Par Léopold Dassi Ndjidjou
C’est une victoire sur l’inertie, sur l’auto-neutralisation ou l’auto-annihilation permanente du football camerounais, se prend -on à rêver en ce jour de déménagement. Eto’o Fils, le patron des lieux, le “pasteur” comme l’accablent certains de ses contempteurs, a-t-il pris toutes les dispositions pastorales pour que les vieux démons ne déménagent pas de la vieille Maison hantée ? A Tsinga, que de gloires et que de disgrâces aussi !

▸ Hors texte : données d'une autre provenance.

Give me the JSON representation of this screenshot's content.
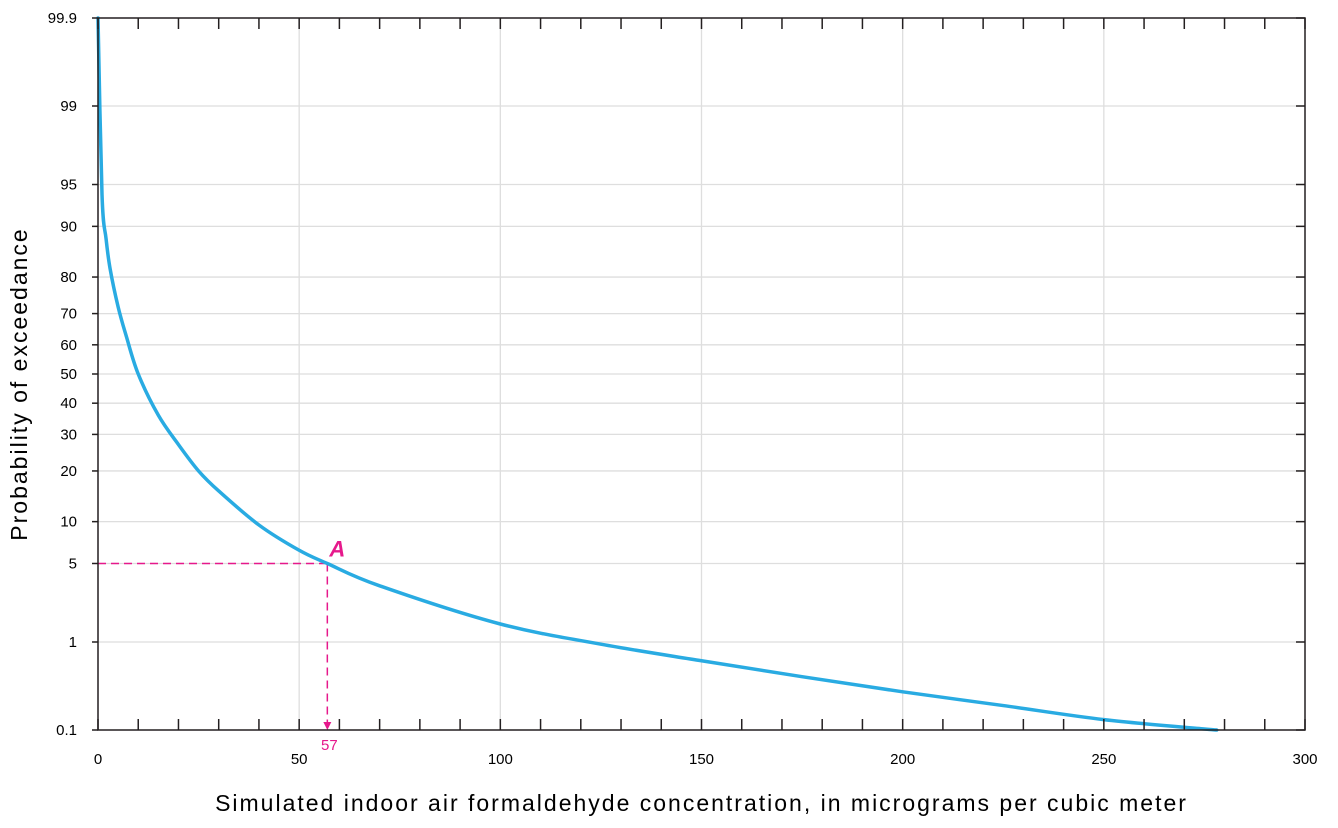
{
  "chart_data": {
    "type": "line",
    "xlabel": "Simulated indoor air formaldehyde concentration, in micrograms per cubic meter",
    "ylabel": "Probability of exceedance",
    "xlim": [
      0,
      300
    ],
    "ylim": [
      0.1,
      99.9
    ],
    "y_scale": "probability",
    "grid": true,
    "x_ticks": [
      0,
      50,
      100,
      150,
      200,
      250,
      300
    ],
    "x_tick_labels": [
      "0",
      "50",
      "100",
      "150",
      "200",
      "250",
      "300"
    ],
    "y_ticks": [
      0.1,
      1,
      5,
      10,
      20,
      30,
      40,
      50,
      60,
      70,
      80,
      90,
      95,
      99,
      99.9
    ],
    "y_tick_labels": [
      "0.1",
      "1",
      "5",
      "10",
      "20",
      "30",
      "40",
      "50",
      "60",
      "70",
      "80",
      "90",
      "95",
      "99",
      "99.9"
    ],
    "series": [
      {
        "color": "#29abe2",
        "x": [
          0,
          1,
          2,
          3,
          5,
          7,
          10,
          15,
          20,
          25,
          30,
          40,
          50,
          57,
          70,
          100,
          125,
          150,
          175,
          200,
          225,
          250,
          275,
          278
        ],
        "values": [
          99.9,
          94,
          88,
          82,
          72,
          63,
          50,
          36,
          27,
          20,
          15.5,
          9.5,
          6.3,
          5,
          3.3,
          1.5,
          0.95,
          0.64,
          0.43,
          0.29,
          0.2,
          0.135,
          0.103,
          0.1
        ]
      }
    ],
    "annotations": [
      {
        "label": "A",
        "x": 57,
        "y": 5,
        "value_label": "57",
        "color": "#e6198c"
      }
    ]
  }
}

A Tsinga, tout se passait exactement comme si le plus était le moins, et le moins le plus. Un sacré mélange de valeurs et de talents. Le seul fait pour Samuel Eto’o Fils de réussir à quitter les lieux est en lui-même une victoire. C’est en réalité aussi la victoire de Eto’o Fils sur lui-même, car à travers ce chef-d’œuvre, il franchit un cap et rentre davantage dans les habits neufs de manageur capé, plus conscient qu’il devra composer avec tout le monde, en dépit des attaques multiformes au quotidien.
Les plus belles victoires, les plus retentissantes, sont celles construites avec les adversités multiples. Pour que les démons qui puent la défaite, la déchéance du football camerounais chialent à jamais sous les catacombes à Tsinga, le pitchitchi devrait ratisser large pour qu’aucune compétence ne soit abandonnée sur le bas côté.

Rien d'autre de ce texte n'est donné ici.